How to answer this question? What indeed is our true nature? We have our neuroscientists, psychiatrists, philosophers, etc., to get answers from.
But besides these, we have everyday folks everywhere and their life experiences. Why is that important? Anybody might have experiences that help us answer the question. We are all experts, at least with regard to our own experiences.
Our assumptions are not decisive; what is decisive are matters of fact and experience. A single experience of an individual can sometimes overthrow the opinions of whole clutches of alleged experts. For example, I don’t believe in ghosts; I know they exist because I was physically attacked by ghosts twice. I’ve written about these elsewhere; my point is that no expert is going to talk me out of believing what I know I experienced.

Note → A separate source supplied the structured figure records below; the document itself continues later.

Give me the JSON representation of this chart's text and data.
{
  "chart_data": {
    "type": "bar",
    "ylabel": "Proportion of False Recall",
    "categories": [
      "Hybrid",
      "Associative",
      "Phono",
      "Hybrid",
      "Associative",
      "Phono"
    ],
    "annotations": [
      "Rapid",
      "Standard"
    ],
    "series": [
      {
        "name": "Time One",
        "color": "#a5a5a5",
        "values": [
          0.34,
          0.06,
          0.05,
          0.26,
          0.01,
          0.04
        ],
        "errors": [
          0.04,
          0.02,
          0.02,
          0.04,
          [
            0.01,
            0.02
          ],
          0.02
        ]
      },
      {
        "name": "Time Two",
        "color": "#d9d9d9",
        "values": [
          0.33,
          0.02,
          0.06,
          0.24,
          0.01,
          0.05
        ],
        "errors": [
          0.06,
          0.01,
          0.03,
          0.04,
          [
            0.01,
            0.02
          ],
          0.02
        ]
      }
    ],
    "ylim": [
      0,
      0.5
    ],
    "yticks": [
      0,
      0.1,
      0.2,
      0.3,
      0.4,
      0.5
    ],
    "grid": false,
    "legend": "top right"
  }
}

I’m not saying that one person’s observation or experience can overthrow a paradigm; what I am saying is that when many thousands of everyday people attest to certain claims, however unusual, the presumed guardians of truth need to pay attention.
My yet wider point is this. As far as the modern controversy about the central or peripheral role of our interior selves in the arc of our existence, I don’t see it being solved by the supposed experts. The reason for that is a no brainer; they tend not to look at the data, and if they do, it’s through their reductionistic spectacles.

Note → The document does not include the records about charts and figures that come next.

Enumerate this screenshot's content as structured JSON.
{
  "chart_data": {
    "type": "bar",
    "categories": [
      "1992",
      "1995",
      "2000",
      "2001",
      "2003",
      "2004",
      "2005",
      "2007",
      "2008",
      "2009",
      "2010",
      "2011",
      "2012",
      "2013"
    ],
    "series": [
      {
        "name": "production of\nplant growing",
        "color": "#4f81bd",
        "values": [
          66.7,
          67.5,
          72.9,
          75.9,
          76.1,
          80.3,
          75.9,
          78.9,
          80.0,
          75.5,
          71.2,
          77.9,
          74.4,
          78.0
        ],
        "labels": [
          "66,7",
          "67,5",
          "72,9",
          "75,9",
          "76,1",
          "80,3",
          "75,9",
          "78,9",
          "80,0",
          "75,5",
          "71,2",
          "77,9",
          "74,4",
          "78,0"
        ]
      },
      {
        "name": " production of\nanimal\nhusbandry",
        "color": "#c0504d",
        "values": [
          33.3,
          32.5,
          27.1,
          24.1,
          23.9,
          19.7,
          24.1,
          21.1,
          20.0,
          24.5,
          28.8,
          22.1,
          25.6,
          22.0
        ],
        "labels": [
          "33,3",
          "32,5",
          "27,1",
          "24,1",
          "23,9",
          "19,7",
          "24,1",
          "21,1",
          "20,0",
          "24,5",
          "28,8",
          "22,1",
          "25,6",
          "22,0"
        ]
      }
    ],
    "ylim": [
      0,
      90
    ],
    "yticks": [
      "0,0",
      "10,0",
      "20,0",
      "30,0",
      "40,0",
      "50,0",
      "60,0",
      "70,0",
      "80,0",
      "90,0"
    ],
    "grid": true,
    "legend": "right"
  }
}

The remedy for this unhappy arrangement is that people—and they are legion—should not be shy about reporting, sharing, or discussing their extraordinary experiences. Especially when they challenge basic assumptions. Nowadays, under the growing shadow of climate apocalypse , we’re hearing stories about dehumanizing indigenous, Black, Brown, sexually different people (to mention a few prominent groups.) And we are hearing stories of all kinds of extraordinary experience, stories that go against all expectatiions of what is possible.

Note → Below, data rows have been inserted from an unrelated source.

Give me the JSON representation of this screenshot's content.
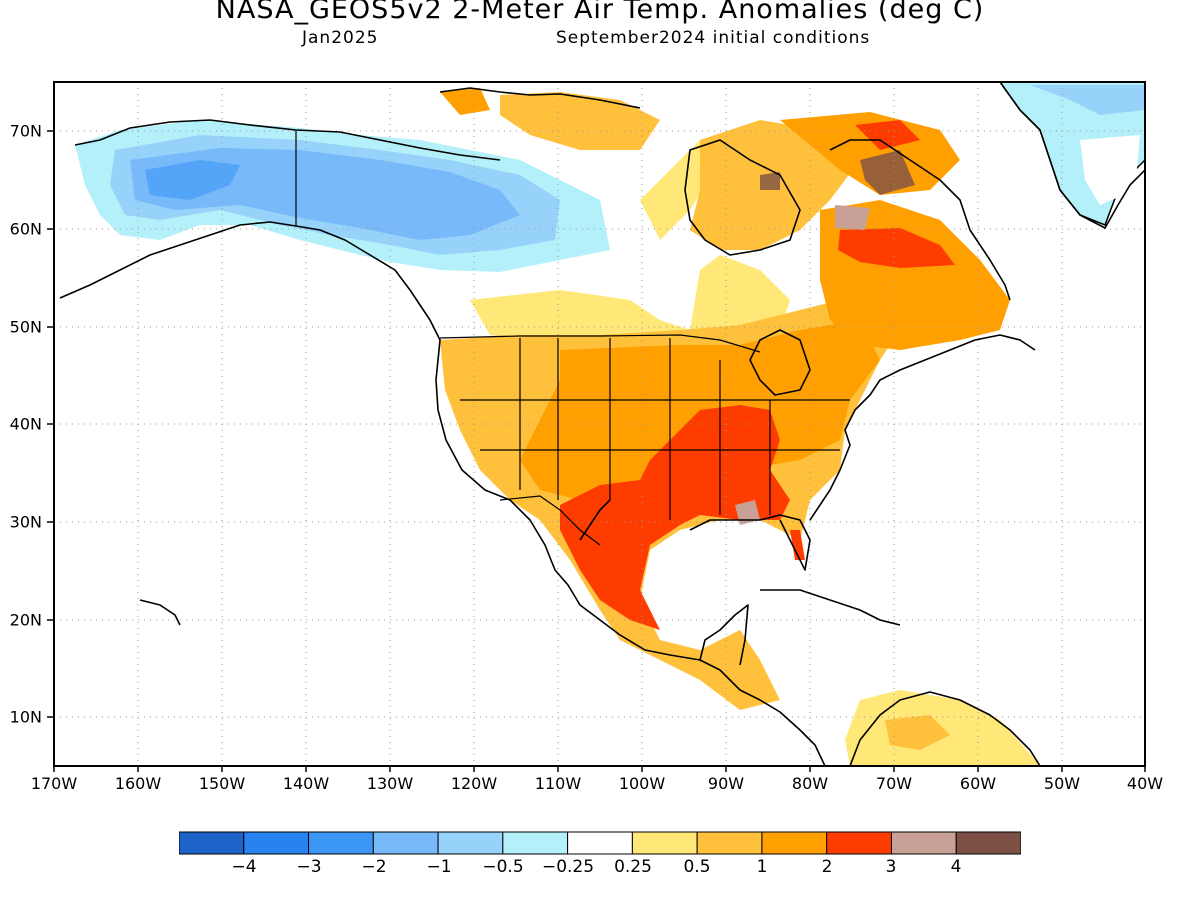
{
  "title": "NASA_GEOS5v2 2-Meter Air Temp. Anomalies (deg C)",
  "subtitle_left": "Jan2025",
  "subtitle_right": "September2024 initial conditions",
  "lon_ticks": [
    "170W",
    "160W",
    "150W",
    "140W",
    "130W",
    "120W",
    "110W",
    "100W",
    "90W",
    "80W",
    "70W",
    "60W",
    "50W",
    "40W"
  ],
  "lat_ticks": [
    "70N",
    "60N",
    "50N",
    "40N",
    "30N",
    "20N",
    "10N"
  ],
  "legend": {
    "labels": [
      "−4",
      "−3",
      "−2",
      "−1",
      "−0.5",
      "−0.25",
      "0.25",
      "0.5",
      "1",
      "2",
      "3",
      "4"
    ],
    "colors": [
      "#1e64c8",
      "#2882f0",
      "#3c96f5",
      "#78b9fa",
      "#96d2fa",
      "#b4f0fa",
      "#ffffff",
      "#ffe878",
      "#ffc03c",
      "#ffa000",
      "#ff3c00",
      "#c8a096",
      "#7d5046"
    ]
  },
  "colors": {
    "land_neutral": "#ffffff",
    "ocean": "#ffffff",
    "coast": "#000000"
  }
}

Many have stories that make others feel uncomfortable, and so they shelve them, even from friends or loved ones, afraid of being being seen as odd or crazy. I think that fear should be laid aside; we have much to learn from each other about certain dimensions of experience.
For a while I taught a course on psychical research in a university setting, and part of the deal was that each student wrote a research report about one paranormal experience, the student’s or friends, family, anyone. Specific criteria were laid down for producing the designated report..
The majority of my students came back with intriguing papers; few were unable to come up with a report, using the criteria I provided. I discovered that if you fish around with people in general, you’ll find stories worthy of collecting and adding to the already enormous amount of written testimony proving the reality of extra-physical agency. The answer to the great question lies in the collective experience of people everywhere. We need to launch a conversation that migrates around the world,
There is much talk about the need for a new paradigm; there are all sorts of attempts to theorize everything. Good luck! In the end, however, the critical question is what your living paradigm is now. A paradigm is your workable window on the world--your values, beliefs, and dispositions. We all have some kind of worldview, however rough and haphazard.
In my view, what counts is not what experts and rule-books say, but what you have in your self—what shapes your response to a wily unpredictable world. So be your own paradigm and honor your extraordinary potential. Onward to a democracy of higher consciousness.